Decomposition Templates
| Denominator Factor | Partial Fraction Term(s) |
|---|---|
| $ax + b$ | $\dfrac{A}{ax+b}$ |
| $(ax+b)^k$ | $\dfrac{A_1}{ax+b} + \dfrac{A_2}{(ax+b)^2} + \cdots + \dfrac{A_k}{(ax+b)^k}$ |
| $ax^2+bx+c$ (irreducible) | $\dfrac{Ax+B}{ax^2+bx+c}$ |
| $(ax^2+bx+c)^k$ | $\dfrac{A_1x+B_1}{ax^2+bx+c} + \cdots + \dfrac{A_kx+B_k}{(ax^2+bx+c)^k}$ |
Worked Examples
Example 5.2.1 — $u$-substitution shortcut
$$\int \frac{2x-1}{x^2-x-6},dx$$
The numerator is the derivative of the denominator. Let $u = x^2-x-6$, $du = (2x-1),dx$: $$= \int\frac{du}{u} = \ln|x^2-x-6| + c$$
Example 5.2.1 (Partial Fractions)
$$\int \frac{3x+11}{x^2-x-6},dx = \int \frac{3x+11}{(x-3)(x+2)},dx$$
Decompose: $\dfrac{3x+11}{(x-3)(x+2)} = \dfrac{A}{x-3} + \dfrac{B}{x+2}$
Cover-up method:
- $x = -2$: $5 = -5B \Rightarrow B = -1$
- $x = 3$: $20 = 5A \Rightarrow A = 4$
$$= \int\left(\frac{4}{x-3} - \frac{1}{x+2}\right)dx = 4\ln|x-3| - \ln|x+2| + c$$
Example 5.2.2 — Cancel common factors first
$$\int \frac{x+2}{x(x+2)^2},dx$$
Cancel the common factor $(x+2)$: $$= \int\frac{1}{x(x+2)},dx = \int\left(\frac{1}{2x} - \frac{1}{2(x+2)}\right)dx = \frac{1}{2}\ln|x| - \frac{1}{2}\ln|x+2| + c$$
5.3–5.4 Definite Integrals
Definition
If $f$ is defined on $[a,b]$, the definite integral is: $$\int_a^b f(x),dx = \lim_{n\to\infty}\sum_{i=1}^{n} f(x_i)\Delta x$$ where $\Delta x = \frac{b-a}{n}$ and $x_i$ is any value in the $i$-th subinterval.

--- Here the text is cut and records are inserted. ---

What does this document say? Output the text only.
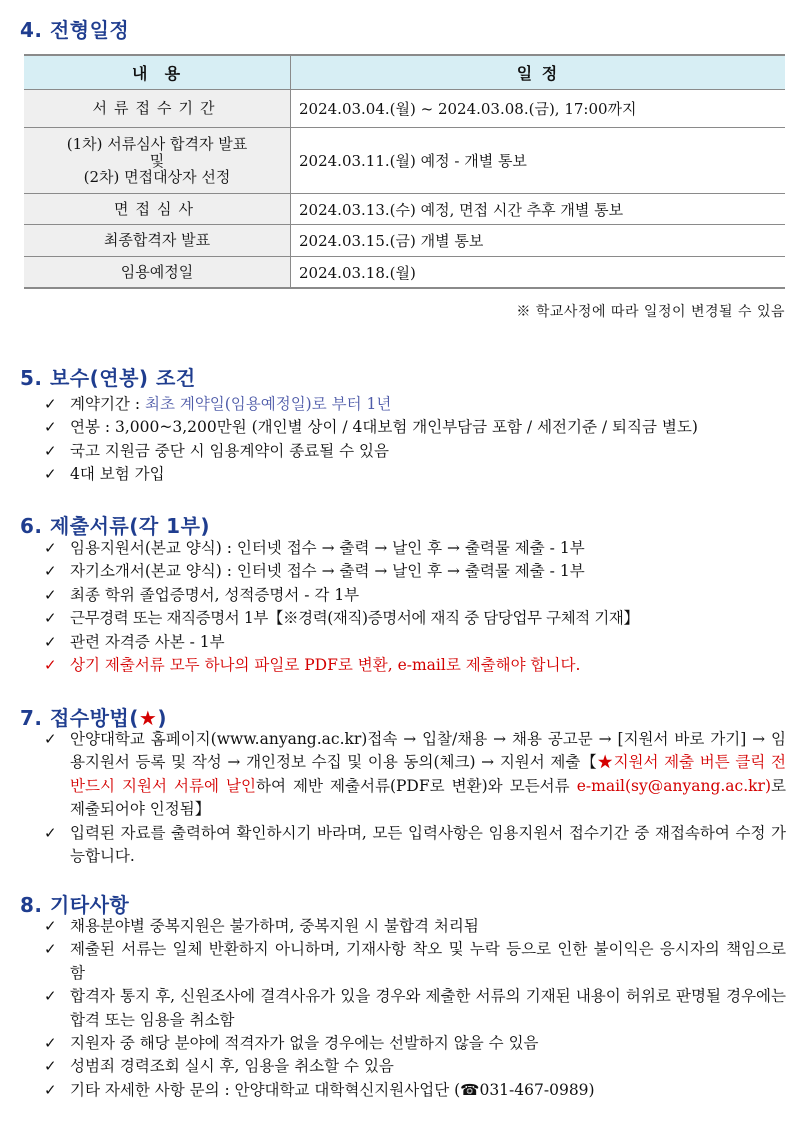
4. 전형일정
내  용	일 정
서류접수기간	2024.03.04.(월) ~ 2024.03.08.(금), 17:00까지

(1차) 서류심사 합격자 발표
및
(2차) 면접대상자 선정	2024.03.11.(월) 예정 - 개별 통보
면접심사	2024.03.13.(수) 예정, 면접 시간 추후 개별 통보
최종합격자 발표	2024.03.15.(금) 개별 통보
임용예정일	2024.03.18.(월)
※ 학교사정에 따라 일정이 변경될 수 있음
5. 보수(연봉) 조건
✓ 계약기간 : 최초 계약일(임용예정일)로 부터 1년
✓ 연봉 : 3,000~3,200만원 (개인별 상이 / 4대보험 개인부담금 포함 / 세전기준 / 퇴직금 별도)
✓ 국고 지원금 중단 시 임용계약이 종료될 수 있음
✓ 4대 보험 가입
6. 제출서류(각 1부)
✓ 임용지원서(본교 양식) : 인터넷 접수 → 출력 → 날인 후 → 출력물 제출 - 1부
✓ 자기소개서(본교 양식) : 인터넷 접수 → 출력 → 날인 후 → 출력물 제출 - 1부
✓ 최종 학위 졸업증명서, 성적증명서 - 각 1부
✓ 근무경력 또는 재직증명서 1부【※경력(재직)증명서에 재직 중 담당업무 구체적 기재】
✓ 관련 자격증 사본 - 1부
✓ 상기 제출서류 모두 하나의 파일로 PDF로 변환, e-mail로 제출해야 합니다.
7. 접수방법(★)
✓ 안양대학교 홈페이지(www.anyang.ac.kr)접속 → 입찰/채용 → 채용 공고문 → [지원서 바로 가기] → 임용지원서 등록 및 작성 → 개인정보 수집 및 이용 동의(체크) → 지원서 제출【★지원서 제출 버튼 클릭 전 반드시 지원서 서류에 날인하여 제반 제출서류(PDF로 변환)와 모든서류 e-mail(sy@anyang.ac.kr)로 제출되어야 인정됨】
✓ 입력된 자료를 출력하여 확인하시기 바라며, 모든 입력사항은 임용지원서 접수기간 중 재접속하여 수정 가능합니다.
8. 기타사항
✓ 채용분야별 중복지원은 불가하며, 중복지원 시 불합격 처리됨
✓ 제출된 서류는 일체 반환하지 아니하며, 기재사항 착오 및 누락 등으로 인한 불이익은 응시자의 책임으로 함
✓ 합격자 통지 후, 신원조사에 결격사유가 있을 경우와 제출한 서류의 기재된 내용이 허위로 판명될 경우에는 합격 또는 임용을 취소함
✓ 지원자 중 해당 분야에 적격자가 없을 경우에는 선발하지 않을 수 있음
✓ 성범죄 경력조회 실시 후, 임용을 취소할 수 있음
✓ 기타 자세한 사항 문의 : 안양대학교 대학혁신지원사업단 (☎031-467-0989)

Unlike indefinite integrals (which yield a family of functions), a definite integral evaluates to a number.
Fundamental Theorem of Calculus
Let $f$ be continuous on $[a,b]$.
- If $A(x) = \int_a^x f(t),dt$, then $A'(x) = f(x)$.
- If $F$ is any antiderivative of $f$ on $[a,b]$, then: $$\int_a^b f(x),dx = F(b) - F(a) = \bigl[F(x)\bigr]_a^b$$
Note: There is no constant $c$ in a definite integral; the result is always a numerical value.
Basic Rules
- $\displaystyle\int_a^a f(x),dx = 0$
- $\displaystyle\int_a^b f(x),dx = -\int_b^a f(x),dx$
- $\displaystyle\int_a^b k,dx = k(b-a)$
- $\displaystyle\int_a^b kf(x),dx = k\int_a^b f(x),dx$
- $\displaystyle\int_a^b f(x),dx + \int_b^c f(x),dx = \int_a^c f(x),dx$ (for $a < b < c$)
- $\displaystyle\int_a^b {f(x) \pm g(x)},dx = \int_a^b f(x),dx \pm \int_a^b g(x),dx$
Substitution for Definite Integrals
When performing substitution, remember to change the limits to match the new variable.
Example: $$\int_0^1 2x(x^2+3)^{1/2},dx$$ Let $u = x^2+3$, $du = 2x,dx$. When $x=0$, $u=3$; when $x=1$, $u=4$. $$= \int_3^4 u^{1/2},du = \left[\frac{2}{3}u^{3/2}\right]_3^4$$